Prozess gegen Versicherungsmakler "Nach Strich und Faden ausgenommen"
Wuppertal · Der Aufschlag vor der versammelten Medienszene war spektakulär: Eine regelrechte Gardinenpredigt erteilte der Vorsitzende Richter einem stadtbekannten Versicherungsmakler, dem schwerer Betrug vorgeworfen wurde.
Danach war über ein Jahr Ruhe. Nun wurde der 55-Jährige ohne großes Aufsehen zu einer Bewährungsstrafe verurteilt.
Der in der Wuppertaler Fußball- und Partyszene bekannte Versicherungsmakler hatte die Vermögensvollmacht eines gesundheitlich schwer angeschlagenen Opfers missbraucht und 80.000 Euro veruntreut. Konkret hatte sich der Angeklagte das Grundstück des Mannes angeeignet, aber nur zum Teil bezahlt. In einem anderen Fall hatte er, ebenfalls mit einer Vermögensvollmacht ausgestattet, 20.000 Euro veruntreut. Dieses Opfer ist zwischenzeitlich verstorben.

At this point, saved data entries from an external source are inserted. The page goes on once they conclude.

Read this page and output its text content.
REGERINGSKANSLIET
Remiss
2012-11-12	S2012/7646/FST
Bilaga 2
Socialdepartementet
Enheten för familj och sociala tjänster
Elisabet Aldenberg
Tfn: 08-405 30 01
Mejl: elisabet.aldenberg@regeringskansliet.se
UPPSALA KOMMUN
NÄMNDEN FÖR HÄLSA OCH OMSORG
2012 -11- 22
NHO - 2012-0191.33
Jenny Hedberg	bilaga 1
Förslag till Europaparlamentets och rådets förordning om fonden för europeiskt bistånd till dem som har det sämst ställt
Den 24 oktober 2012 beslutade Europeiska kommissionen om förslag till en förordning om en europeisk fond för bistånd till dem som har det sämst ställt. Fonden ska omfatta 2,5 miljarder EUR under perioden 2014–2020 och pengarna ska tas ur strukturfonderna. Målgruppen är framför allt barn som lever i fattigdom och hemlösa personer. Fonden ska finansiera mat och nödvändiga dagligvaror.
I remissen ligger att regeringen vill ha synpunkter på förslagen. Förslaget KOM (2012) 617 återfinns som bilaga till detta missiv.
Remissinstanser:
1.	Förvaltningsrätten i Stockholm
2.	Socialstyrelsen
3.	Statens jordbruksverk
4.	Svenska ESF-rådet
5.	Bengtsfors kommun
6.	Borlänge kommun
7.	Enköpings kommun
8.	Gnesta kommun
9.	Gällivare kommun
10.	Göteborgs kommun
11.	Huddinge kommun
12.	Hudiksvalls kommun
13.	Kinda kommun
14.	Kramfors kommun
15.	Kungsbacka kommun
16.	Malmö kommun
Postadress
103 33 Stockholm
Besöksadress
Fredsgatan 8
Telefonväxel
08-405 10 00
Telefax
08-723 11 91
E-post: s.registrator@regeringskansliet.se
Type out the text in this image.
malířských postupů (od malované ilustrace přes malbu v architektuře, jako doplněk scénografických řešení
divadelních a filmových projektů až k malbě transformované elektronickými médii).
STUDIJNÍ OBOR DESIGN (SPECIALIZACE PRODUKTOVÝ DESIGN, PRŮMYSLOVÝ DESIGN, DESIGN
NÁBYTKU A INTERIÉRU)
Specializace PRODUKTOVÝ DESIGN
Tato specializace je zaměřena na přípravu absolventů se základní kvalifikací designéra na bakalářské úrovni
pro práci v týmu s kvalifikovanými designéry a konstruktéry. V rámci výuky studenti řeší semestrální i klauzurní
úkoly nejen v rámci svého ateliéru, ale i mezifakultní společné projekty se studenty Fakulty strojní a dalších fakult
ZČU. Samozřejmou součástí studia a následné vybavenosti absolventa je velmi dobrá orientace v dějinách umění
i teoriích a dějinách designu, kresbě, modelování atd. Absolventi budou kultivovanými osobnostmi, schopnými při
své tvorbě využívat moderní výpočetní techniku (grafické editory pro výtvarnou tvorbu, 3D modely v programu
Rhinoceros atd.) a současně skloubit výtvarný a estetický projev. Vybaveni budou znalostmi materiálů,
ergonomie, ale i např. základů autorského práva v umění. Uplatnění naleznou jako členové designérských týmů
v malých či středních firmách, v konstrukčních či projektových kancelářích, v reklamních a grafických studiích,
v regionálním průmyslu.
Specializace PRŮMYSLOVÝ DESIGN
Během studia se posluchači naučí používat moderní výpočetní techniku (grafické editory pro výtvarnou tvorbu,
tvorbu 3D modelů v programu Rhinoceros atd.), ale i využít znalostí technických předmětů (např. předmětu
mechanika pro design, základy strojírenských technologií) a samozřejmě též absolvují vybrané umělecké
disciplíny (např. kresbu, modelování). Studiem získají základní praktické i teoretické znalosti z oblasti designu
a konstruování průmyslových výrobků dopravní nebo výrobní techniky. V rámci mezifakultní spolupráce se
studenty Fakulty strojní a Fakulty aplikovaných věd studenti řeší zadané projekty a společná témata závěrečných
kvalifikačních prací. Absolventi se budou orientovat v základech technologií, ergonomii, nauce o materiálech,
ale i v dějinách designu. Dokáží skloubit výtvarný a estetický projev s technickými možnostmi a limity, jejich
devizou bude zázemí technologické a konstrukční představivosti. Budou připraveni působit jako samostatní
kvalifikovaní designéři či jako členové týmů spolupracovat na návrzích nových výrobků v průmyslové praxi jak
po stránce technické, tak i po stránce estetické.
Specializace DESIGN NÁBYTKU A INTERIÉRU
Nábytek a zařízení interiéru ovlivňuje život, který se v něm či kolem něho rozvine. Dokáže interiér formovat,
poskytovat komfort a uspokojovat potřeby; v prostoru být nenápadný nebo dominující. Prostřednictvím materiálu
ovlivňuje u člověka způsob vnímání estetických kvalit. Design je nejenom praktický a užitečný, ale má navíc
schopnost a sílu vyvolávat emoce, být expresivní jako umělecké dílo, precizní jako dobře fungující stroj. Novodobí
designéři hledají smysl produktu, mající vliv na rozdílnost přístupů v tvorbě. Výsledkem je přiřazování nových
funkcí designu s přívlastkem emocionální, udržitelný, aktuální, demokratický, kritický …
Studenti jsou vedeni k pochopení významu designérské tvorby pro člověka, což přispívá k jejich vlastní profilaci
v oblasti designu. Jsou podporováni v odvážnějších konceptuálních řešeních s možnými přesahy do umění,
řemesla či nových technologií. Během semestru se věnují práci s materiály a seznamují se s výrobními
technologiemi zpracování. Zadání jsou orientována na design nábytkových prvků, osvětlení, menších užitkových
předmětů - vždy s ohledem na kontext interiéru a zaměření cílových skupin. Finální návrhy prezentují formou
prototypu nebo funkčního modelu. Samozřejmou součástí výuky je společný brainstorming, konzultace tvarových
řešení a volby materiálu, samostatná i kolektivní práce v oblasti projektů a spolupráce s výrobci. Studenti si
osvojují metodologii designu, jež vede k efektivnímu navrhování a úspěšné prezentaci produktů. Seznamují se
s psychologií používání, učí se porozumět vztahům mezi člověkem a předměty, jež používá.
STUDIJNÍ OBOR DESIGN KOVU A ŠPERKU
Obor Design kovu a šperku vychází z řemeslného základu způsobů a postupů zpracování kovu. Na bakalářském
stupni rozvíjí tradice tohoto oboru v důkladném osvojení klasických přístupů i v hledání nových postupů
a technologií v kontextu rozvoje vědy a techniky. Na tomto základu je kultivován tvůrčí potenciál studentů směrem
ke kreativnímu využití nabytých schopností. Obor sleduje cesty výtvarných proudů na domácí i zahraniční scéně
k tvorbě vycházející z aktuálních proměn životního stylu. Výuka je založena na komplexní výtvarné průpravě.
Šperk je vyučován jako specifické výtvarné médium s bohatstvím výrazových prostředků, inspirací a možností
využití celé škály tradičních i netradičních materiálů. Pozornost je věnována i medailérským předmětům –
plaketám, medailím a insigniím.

Der Vorsitzende Richter Werner Sdunzik hatte sich beim Prozessauftakt im Juni 2017 auf Ermittlungsergebnisse bezogen und damals erklärt: "Man bekommt den Eindruck, als hätten Sie sich absichtlich an todkranke Personen herangemacht und sie nach Strich und Faden ausgenommen — bis zum letzten Hemd." Anschließend hatte er die Sitzung abgebrochen und dem Angeklagten geraten, sein Verhalten im Prozess zu überdenken.
Der nutzte offensichtlich das Angebot und legte ein Geständnis ab, was jetzt zu einer möglicherweise milderen Bestrafung führte. Jedenfalls wurde er am Mittwoch zu einem Jahr und elf Monaten Gefängnis verurteilt, ausgesetzt zur Bewährung. Damit brauchte der Geschädigte nicht vor Gericht aufzutreten. Den Termin für die Verhandlung hatte das Gericht auf 8 Uhr morgens angesetzt — eine volle Stunde, bevor die Besucher für die anderen Sitzungen ins Justizzentrum kamen.
Der 55-Jährige kann das Urteil noch angreifen. Wird es rechtskräftig, muss er 150 Stunden gemeinnützig arbeiten, um in Freiheit zu bleiben. Nach Angaben des Gerichts hat der Angeklagte jedoch zwischenzeitlich erste Beträge zurückgezahlt und will den entstandenen Schaden weiter begleichen.